I would hurt and the bruise was a

flower forming in our shared heart.

He kept a cat of mine and had three of his own

but his Scandinavian girlfriend was allergic

to cat fur and second hand beds belonging to

my grandmother and before long both were

consigned to others I never met, and they

purchased IKEA or something modern to

fit their new life, where I had no place

but perhaps one day when his kids are older

one will be rooting through a box of shells

his father kept in a high shelf, looking maybe

for weed or diaries, he finds instead, photo of

us, we are so young, grinning all

fat cheeks and uncreased eyes, thinking of

a future that never came, how strange to imagine

then, when walking down the street to Cuba Libra

hand in hand, if they had said, you will

one day not know each other. How time bewitches

us with the certainty such things cannot, will not

happen, ever, oh foolish, foolish! He asks his

father; Whose the girl? Just for a moment

in another language, in another part of the

world, the grown-up him, stops, a lump in his throat

the size of my fist, and smiles, before

dismissing the memory and putting me

back among the shells and the dried smell

of sea water.

Goodbye

was said in the early hours

all of us bleary eyed and trying

not to reveal how we really felt

for there is no way, no way at all

for true goodbyes.

34 thoughts on “The box holding the sea

  1. Your words are an honor to me. May your soul stay that beautiful forever and no pain or fake love ever harm you! Amen! :)❤

  2. You are amazing. So is this you weave such beautiful paths through your heart and I am privileged to see it.

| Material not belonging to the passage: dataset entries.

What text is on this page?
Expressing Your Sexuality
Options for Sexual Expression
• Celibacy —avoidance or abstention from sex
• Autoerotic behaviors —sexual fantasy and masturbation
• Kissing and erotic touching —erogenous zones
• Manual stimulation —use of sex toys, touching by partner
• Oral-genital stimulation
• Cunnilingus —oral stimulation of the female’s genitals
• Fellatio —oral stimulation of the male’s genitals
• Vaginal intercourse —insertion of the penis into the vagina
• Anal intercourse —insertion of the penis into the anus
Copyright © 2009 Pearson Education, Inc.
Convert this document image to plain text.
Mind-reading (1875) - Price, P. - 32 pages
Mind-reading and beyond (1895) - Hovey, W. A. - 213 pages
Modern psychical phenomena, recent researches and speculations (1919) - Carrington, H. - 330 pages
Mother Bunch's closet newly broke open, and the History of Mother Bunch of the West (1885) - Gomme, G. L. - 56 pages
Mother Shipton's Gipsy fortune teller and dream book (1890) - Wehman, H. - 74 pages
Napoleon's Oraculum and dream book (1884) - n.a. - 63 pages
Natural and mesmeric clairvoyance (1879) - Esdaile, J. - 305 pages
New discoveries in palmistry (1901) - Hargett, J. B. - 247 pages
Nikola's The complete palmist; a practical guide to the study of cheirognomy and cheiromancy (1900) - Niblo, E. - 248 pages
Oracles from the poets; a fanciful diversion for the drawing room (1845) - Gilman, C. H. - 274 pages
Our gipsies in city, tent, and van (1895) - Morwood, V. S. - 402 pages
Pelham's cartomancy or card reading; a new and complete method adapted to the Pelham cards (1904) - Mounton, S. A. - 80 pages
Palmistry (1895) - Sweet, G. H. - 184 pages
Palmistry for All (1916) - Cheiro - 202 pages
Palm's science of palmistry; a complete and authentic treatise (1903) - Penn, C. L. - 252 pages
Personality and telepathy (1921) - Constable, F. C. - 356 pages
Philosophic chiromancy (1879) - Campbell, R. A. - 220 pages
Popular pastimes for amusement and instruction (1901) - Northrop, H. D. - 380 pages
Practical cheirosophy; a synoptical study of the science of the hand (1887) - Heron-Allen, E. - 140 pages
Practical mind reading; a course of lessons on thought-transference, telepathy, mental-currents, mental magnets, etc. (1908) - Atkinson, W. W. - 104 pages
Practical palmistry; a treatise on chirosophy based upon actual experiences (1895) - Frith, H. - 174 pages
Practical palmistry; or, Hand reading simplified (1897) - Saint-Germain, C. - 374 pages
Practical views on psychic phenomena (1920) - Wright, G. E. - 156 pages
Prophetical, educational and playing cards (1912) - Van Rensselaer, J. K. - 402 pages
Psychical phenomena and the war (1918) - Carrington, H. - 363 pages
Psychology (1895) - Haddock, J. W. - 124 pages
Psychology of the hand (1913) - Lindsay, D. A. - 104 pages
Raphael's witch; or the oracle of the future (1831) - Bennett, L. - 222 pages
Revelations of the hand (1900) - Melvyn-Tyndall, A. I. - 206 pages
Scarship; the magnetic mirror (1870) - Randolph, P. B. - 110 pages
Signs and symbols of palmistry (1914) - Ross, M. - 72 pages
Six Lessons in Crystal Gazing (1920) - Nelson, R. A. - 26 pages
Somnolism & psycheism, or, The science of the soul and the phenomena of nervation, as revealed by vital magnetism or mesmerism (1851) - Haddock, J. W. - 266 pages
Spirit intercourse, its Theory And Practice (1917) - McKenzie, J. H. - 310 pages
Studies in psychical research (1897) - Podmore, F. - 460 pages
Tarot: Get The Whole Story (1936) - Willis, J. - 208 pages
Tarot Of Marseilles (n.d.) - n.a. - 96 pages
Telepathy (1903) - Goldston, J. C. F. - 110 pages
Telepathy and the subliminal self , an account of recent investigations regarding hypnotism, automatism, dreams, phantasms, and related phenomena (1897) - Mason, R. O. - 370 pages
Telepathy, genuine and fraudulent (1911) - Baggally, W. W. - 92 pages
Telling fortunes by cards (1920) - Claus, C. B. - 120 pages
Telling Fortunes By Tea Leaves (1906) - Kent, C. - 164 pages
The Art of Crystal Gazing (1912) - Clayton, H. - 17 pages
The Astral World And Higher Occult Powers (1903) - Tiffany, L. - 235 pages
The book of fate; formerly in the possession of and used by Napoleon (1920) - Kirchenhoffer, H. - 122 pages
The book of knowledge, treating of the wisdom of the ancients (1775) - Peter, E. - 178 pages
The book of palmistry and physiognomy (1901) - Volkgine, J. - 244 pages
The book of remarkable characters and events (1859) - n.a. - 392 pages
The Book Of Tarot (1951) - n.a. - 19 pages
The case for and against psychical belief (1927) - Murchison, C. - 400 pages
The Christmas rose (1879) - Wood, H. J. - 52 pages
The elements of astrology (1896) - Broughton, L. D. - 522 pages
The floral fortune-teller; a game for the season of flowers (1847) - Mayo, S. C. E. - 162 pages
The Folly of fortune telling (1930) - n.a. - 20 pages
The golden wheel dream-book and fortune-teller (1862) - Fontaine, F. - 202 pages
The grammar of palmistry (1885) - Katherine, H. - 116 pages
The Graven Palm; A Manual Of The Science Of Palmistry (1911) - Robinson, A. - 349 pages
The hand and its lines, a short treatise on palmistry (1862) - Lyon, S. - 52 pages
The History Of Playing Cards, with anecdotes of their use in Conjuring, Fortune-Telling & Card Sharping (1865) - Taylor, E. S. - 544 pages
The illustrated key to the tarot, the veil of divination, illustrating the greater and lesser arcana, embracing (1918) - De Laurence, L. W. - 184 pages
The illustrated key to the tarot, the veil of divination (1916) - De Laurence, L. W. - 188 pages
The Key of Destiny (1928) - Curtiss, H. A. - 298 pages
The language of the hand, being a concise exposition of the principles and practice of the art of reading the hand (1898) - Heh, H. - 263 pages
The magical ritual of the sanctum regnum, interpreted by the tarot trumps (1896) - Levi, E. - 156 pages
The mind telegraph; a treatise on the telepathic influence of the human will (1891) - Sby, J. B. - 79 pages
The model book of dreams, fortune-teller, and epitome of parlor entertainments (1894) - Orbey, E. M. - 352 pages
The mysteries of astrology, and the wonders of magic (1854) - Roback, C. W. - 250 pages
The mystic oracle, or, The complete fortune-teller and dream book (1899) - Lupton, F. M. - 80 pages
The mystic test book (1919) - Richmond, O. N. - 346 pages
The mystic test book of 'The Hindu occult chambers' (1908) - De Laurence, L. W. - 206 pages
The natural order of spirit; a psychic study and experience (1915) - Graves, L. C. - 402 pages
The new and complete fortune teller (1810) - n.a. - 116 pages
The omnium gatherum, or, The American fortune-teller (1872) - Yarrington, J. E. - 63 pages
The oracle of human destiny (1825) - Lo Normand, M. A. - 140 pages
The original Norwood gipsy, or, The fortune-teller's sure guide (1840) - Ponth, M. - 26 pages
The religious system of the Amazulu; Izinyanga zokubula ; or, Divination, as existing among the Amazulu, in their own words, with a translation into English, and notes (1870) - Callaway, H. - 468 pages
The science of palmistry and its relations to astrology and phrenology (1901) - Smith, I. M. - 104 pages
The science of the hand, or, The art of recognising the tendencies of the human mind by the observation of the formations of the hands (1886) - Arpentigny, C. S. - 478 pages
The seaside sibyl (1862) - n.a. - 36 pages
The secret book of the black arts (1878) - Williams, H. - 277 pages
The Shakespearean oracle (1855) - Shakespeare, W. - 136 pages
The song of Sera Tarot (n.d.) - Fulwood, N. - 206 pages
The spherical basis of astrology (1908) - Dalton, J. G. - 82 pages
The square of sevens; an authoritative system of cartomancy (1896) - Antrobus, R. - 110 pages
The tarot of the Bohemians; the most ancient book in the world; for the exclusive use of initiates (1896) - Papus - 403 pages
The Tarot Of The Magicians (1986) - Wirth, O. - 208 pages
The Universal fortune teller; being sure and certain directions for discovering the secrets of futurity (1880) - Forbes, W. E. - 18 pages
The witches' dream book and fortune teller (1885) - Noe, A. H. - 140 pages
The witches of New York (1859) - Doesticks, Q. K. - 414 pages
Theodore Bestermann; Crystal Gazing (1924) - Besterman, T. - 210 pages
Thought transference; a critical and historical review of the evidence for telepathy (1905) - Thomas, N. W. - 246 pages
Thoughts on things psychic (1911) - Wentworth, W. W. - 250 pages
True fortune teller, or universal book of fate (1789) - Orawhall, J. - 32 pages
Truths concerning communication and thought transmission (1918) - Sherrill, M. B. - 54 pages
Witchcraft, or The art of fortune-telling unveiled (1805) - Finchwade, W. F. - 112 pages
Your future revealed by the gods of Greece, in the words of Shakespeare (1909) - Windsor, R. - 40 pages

  3. Reblogged this on Notes and commented:
    Once someone has happened to us, it is for good. There is no goodbye even if we try to say it to ourselves or to them. Why’d you want to part with something so beautiful, serene and awesome beyond words described here? They become a part of us for eternity. Hence, no goodbyes. Only Hellos 🙂

  4. I actually just edited it so it would make more sense – but I so appreciate that. I was gladdened by it. I am thinking of you and will write in just a sec.

  5. In the world of the young, friendship (far more so than romance) is, like them (like we were) immortal. The goodbys are un-imagined, and so, yes, unutterable when time surprised us with them. But you’ve said it all more beautifully.

  6. You evoke a ephemeral meloncholy, a past and present viewed through sadness and soap bubble. A journey that leaves me both sad and protective.